January was a continuation of the market rebound experienced in the fourth quarter of 2022. Equity markets in the US and abroad posted healthy gains to start the year. Developed markets outside the US outpaced domestic markets as the US dollar weakened a bit against a basket of major currencies. Emerging markets were the relative standout, as China continued to focus on its economy.
Bonds posted a strong month, as rates fell and credit spreads narrowed. In our view, the strength is partly due to the slowing of inflationary pressures and a view that the Fed is near the end of its interest rate increases. This seems aligned with the Fed’s point of view, as far as what remains to be done. However, the market seems to be going a step even further by taking the view that rates could fall later this year.
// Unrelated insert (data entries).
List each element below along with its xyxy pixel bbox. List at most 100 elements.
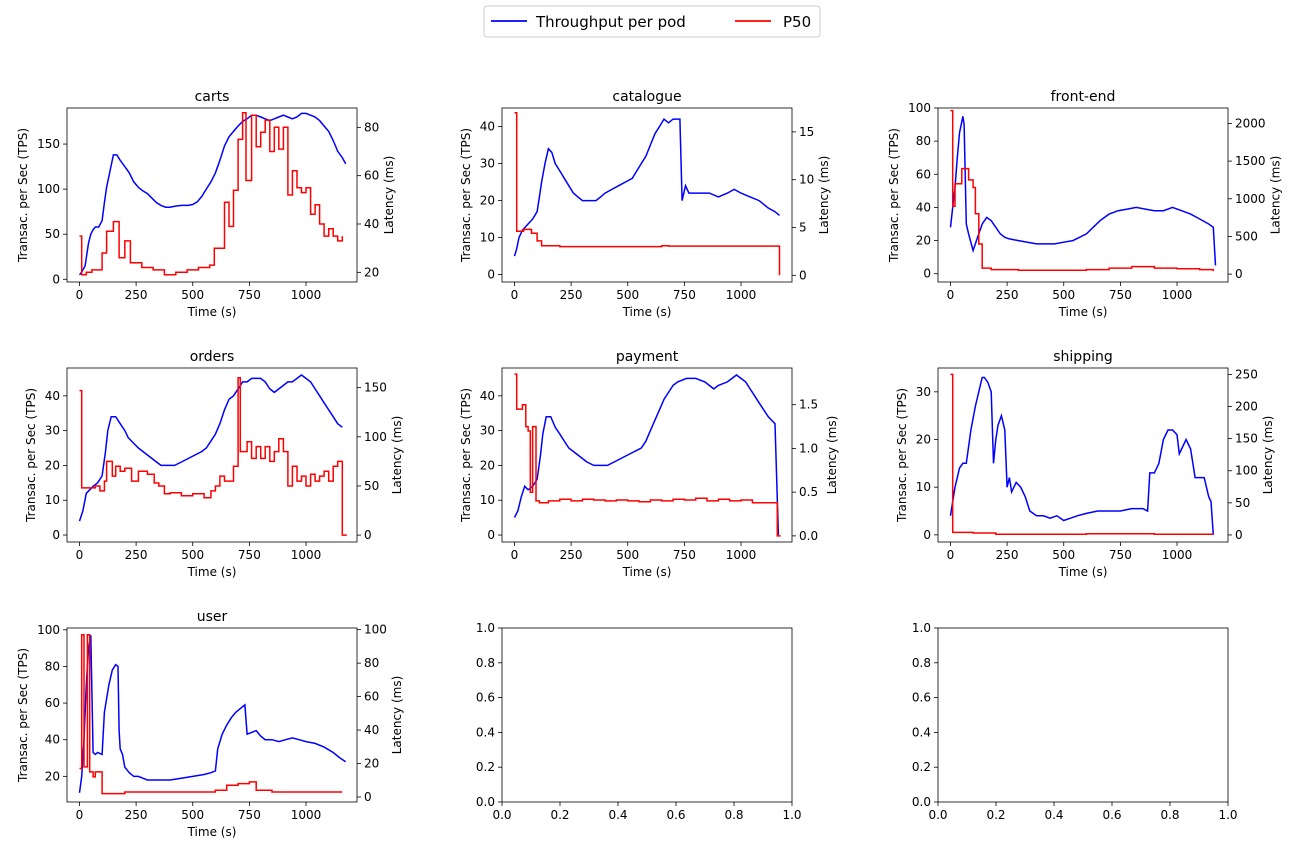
y-tick-label: 100 [908,101,931,115]
subplot-catalogue: 0 250 500 750 1000 0 10 20 30 40 0 5 10 15 Latency (ms… [459,89,831,319]
x-tick-label: 250 [125,548,148,562]
y-tick-label: 20 [480,194,495,208]
legend-label-throughput: Throughput per pod [535,13,686,31]
x-tick-label: 750 [673,288,696,302]
y2-tick-label: 50 [364,479,379,493]
y-tick-label: 20 [45,769,60,783]
x-tick-label: 250 [560,288,583,302]
x-axis-label: Time (s) [622,565,672,579]
axes-frame [66,107,358,283]
y-tick-label: 0.2 [476,760,495,774]
x-tick-label: 500 [181,808,204,822]
legend-label-p50: P50 [783,13,811,31]
axes-frame [937,107,1229,283]
subplot-carts: 0 250 500 750 1000 0 50 100 150 20 40 60 80 Latency (… [16,89,396,319]
x-tick-label: 500 [1052,548,1075,562]
y-tick-label: 40 [45,389,60,403]
y2-axis-label: Latency (ms) [817,156,831,235]
series-p50-user [79,633,343,795]
x-tick-label: 1000 [726,288,757,302]
x-tick-label: 750 [1109,548,1132,562]
x-tick-label: 0 [76,808,84,822]
x-axis-label: Time (s) [1058,305,1108,319]
series-throughput-carts [78,112,347,276]
series-throughput-front-end [949,116,1217,266]
series-p50-carts [79,112,344,276]
y2-axis-label: Latency (ms) [390,676,404,755]
y-tick-label: 40 [45,733,60,747]
x-axis-label: Time (s) [1058,565,1108,579]
y-axis-label: Transac. per Sec (TPS) [24,388,38,523]
x-tick-label: 1000 [1162,548,1193,562]
x-tick-label: 1.0 [1218,808,1237,822]
y-tick-label: 20 [480,458,495,472]
y-tick-label: 1.0 [476,621,495,635]
series-p50-front-end [950,109,1215,272]
x-tick-label: 1000 [1162,288,1193,302]
y2-tick-label: 150 [364,381,387,395]
subplot-front-end: 0 250 500 750 100002040608010005001000150020… [887,89,1282,319]
y2-tick-label: 500 [1235,229,1258,243]
series-throughput-shipping [949,376,1215,535]
y2-tick-label: 10 [799,173,814,187]
y2-axis-label: Latency (ms) [382,156,396,235]
y-tick-label: 10 [480,493,495,507]
series-p50-orders [79,377,347,536]
x-tick-label: 500 [616,288,639,302]
x-tick-label: 1000 [291,548,322,562]
x-axis-label: Time (s) [187,565,237,579]
y-tick-label: 0 [923,528,931,542]
y-tick-label: 0 [487,268,495,282]
subplot-title: catalogue [612,89,681,105]
x-axis-label: Time (s) [187,305,237,319]
y-tick-label: 100 [37,623,60,637]
y-tick-label: 0.2 [912,760,931,774]
x-tick-label: 500 [616,548,639,562]
y-tick-label: 0.4 [912,725,931,739]
y2-tick-label: 100 [364,430,387,444]
y-tick-label: 0.4 [476,725,495,739]
series-p50-payment [514,373,781,537]
y2-tick-label: 20 [364,265,379,279]
series-throughput-orders [78,374,343,522]
y-axis-label: Transac. per Sec (TPS) [459,128,473,263]
x-tick-label: 0 [947,548,955,562]
x-tick-label: 750 [1109,288,1132,302]
x-tick-label: 0.0 [928,808,947,822]
y2-tick-label: 0.0 [799,529,818,543]
y-axis-label: Transac. per Sec (TPS) [16,128,30,263]
x-tick-label: 0.0 [492,808,511,822]
series-throughput-user [78,635,347,793]
y-tick-label: 10 [480,231,495,245]
y2-tick-label: 0 [799,268,807,282]
x-tick-label: 1000 [291,808,322,822]
x-tick-label: 0 [76,288,84,302]
subplot-orders: 0 250 500 750 1000 0 10 20 30 40 0 50 100 150 Latency … [24,349,404,579]
x-tick-label: 0.2 [550,808,569,822]
y2-tick-label: 0 [1235,267,1243,281]
y-tick-label: 30 [480,157,495,171]
series-throughput-payment [513,374,780,536]
y-tick-label: 0 [52,528,60,542]
y2-tick-label: 1000 [1235,192,1266,206]
y2-tick-label: 50 [1235,496,1250,510]
y2-tick-label: 0 [1235,528,1243,542]
y-tick-label: 30 [916,385,931,399]
y-tick-label: 0.8 [912,656,931,670]
x-tick-label: 750 [238,808,261,822]
subplot-title: payment [616,349,679,365]
y2-tick-label: 60 [364,690,379,704]
x-tick-label: 500 [1052,288,1075,302]
y2-tick-label: 0.5 [799,485,818,499]
y2-tick-label: 250 [1235,367,1258,381]
y-tick-label: 0 [52,272,60,286]
axes-frame [937,627,1229,803]
y-tick-label: 20 [916,234,931,248]
y-tick-label: 30 [480,424,495,438]
axes-frame [66,367,358,543]
x-tick-label: 0.8 [724,808,743,822]
y2-tick-label: 1.0 [799,441,818,455]
y2-tick-label: 40 [364,723,379,737]
y-tick-label: 80 [916,134,931,148]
This prediction is misaligned with the Fed’s own forecast, which is to take rates higher and leave them there for a while.
Powell addressed the difference in opinions at his most recent press conference on February 1st. Here is an excerpt, edited for brevity and clarity:
“CHAIR POWELL: I'm not particularly concerned about the divergence, no, because it is largely due to the market's expectation that inflation will move down more quickly… So, again, as I just mentioned, we -- you know, our forecasts -- there are different participants of different forecasts, but generally, those forecasts are for continued subdued growth, some softening in the labor market but not a recession... And we have inflation moving down, into this somewhere in the mid-threes or maybe lower than that this year… Markets are past that. They show inflation coming down in some cases much quicker than that. So, we'll just have to see. And we have a different view and it's a different forecast, really. And given our outlook, I don't see us cutting rates this year if our outlook turns true, as I mentioned just now. If we do see inflation coming down much more quickly, that'll play into our policy, of course.”
Source: FOMC transcript of Chair Powell’s February 1, 2023 press conference (pg. 20)
It’s worth analyzing the forecasters a bit.
The Fed board is a group comprised mostly of academic economists. They are very smart people but have been trained in similar ways, potentially beholden to groupthink, and have made forecasting errors in the past. There are more resources and data available to the Fed than practically anyone else. Behavioral economists, and as far as we know the Fed board does not have a behavioral economist in their ranks, are quick to point out that more data tends to increase confidence in a forecast more than it does accuracy. They could be correct in their forecasts, but they could just as easily be wrong. It begs the question: are they overconfident in a forecast that may prove incorrect?
Markets tend to represent very diverse points of view from participants with financial incentives to get their forecast right and relying on the wisdom of crowds is generally the right default position from a forecasting perspective. However, the wisdom of crowds can morph into the madness of crowds and does so with some regularity. It begs the question: is the market wise or mad?
We don’t have a strong view but observe that the rate of change has been slowing and the real time data seems somewhat supportive of the market’s view for now, but that could change.